At the patient’s initial visit at the outside otolaryngology clinic eight months prior to referral, an otologic examination revealed normal ear canal, mobile tympanic membranes intact bilaterally without effusion. An audiometric evaluation was performed, which demonstrated mild to moderately severe downsloping sensorineural hearing loss for left ear and mild sensorineural hearing loss of the right ear. The Speech Reception Threshold (SRT) was 20 dB on right and 35 dB on left. Speech discriminations were 96% on right and 76% on the left, and audiogram tracings and a tympanogram was created (Figure 1). In addition, a multi-planar multi-pulse sequence MRI of the brain with and without contrast was performed and demonstrated asymmetric left-sided enhancement in the second turn of the cochlea (Figure 2)

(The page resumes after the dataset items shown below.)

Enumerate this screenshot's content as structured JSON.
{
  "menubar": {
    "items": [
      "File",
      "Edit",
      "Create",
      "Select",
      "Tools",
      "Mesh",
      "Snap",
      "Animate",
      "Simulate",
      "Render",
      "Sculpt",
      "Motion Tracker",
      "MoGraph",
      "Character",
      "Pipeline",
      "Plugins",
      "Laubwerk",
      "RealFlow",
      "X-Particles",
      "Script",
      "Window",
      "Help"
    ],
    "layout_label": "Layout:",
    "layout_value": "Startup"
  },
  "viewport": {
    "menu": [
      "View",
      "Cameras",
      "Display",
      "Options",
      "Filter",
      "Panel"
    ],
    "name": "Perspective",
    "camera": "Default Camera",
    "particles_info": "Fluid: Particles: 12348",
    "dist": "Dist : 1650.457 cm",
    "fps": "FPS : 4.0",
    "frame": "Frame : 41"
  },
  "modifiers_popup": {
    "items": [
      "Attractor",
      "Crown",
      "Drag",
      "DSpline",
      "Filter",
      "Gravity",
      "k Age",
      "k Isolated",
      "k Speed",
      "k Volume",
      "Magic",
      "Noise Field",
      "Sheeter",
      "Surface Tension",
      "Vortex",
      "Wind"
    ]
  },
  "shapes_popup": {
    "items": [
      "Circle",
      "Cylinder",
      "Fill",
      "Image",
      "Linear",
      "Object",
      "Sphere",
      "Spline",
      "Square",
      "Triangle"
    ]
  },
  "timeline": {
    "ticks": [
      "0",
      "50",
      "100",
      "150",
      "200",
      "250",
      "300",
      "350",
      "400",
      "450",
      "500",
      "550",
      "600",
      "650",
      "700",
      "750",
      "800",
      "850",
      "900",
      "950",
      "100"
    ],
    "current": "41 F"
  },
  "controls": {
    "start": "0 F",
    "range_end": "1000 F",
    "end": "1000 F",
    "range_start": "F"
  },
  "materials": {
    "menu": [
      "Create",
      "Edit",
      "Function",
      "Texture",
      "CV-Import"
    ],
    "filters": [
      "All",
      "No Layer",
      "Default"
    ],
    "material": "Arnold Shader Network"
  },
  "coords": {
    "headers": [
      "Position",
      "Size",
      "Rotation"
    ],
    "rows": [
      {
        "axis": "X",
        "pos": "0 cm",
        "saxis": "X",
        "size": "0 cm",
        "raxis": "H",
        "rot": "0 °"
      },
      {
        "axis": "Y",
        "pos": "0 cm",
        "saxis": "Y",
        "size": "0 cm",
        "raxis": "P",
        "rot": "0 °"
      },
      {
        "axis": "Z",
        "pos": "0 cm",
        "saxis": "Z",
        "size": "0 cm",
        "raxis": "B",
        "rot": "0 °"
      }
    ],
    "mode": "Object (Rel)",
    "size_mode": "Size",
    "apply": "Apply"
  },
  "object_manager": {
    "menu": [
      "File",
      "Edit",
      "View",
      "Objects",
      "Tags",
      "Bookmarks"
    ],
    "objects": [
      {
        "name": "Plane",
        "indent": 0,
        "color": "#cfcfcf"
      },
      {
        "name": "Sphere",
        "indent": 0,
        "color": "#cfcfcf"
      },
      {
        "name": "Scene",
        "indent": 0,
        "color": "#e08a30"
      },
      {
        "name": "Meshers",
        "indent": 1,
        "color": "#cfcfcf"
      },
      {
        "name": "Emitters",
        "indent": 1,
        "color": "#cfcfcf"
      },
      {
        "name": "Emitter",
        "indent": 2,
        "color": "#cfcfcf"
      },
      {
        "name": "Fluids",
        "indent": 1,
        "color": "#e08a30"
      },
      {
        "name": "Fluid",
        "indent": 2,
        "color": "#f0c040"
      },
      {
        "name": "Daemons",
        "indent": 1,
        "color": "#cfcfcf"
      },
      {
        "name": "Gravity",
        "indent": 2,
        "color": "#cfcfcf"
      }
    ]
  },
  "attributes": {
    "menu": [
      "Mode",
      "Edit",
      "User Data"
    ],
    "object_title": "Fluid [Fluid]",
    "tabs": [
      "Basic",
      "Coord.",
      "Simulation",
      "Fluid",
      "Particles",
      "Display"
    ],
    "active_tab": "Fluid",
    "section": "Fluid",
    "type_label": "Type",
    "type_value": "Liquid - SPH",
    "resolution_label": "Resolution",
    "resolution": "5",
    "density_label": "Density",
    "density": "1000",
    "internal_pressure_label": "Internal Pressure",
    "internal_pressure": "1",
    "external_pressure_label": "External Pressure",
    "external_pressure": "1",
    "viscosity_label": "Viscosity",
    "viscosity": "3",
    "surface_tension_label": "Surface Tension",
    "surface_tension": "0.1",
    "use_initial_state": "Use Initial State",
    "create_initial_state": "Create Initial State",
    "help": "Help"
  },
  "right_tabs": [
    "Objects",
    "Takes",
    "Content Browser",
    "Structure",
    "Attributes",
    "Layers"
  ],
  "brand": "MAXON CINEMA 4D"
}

At the patients 2 week follow-up visit, the second audiogram that prompted patient referral was completed, which demonstrated worsening of the patients left-sided sensorineural hearing loss (Figure 3).

At the time of our initial evaluation, the patient was noted to have a positive Romberg test and abnormal Fukuda test, swaying to the left. The patient’s autoimmune panel was shown to be negative. Videonystagmography (VNG) demonstrated leftsided peripheral vestibular weakness, evidenced by a caloric reduced caloric response of 18% in the left ear (Figure 4).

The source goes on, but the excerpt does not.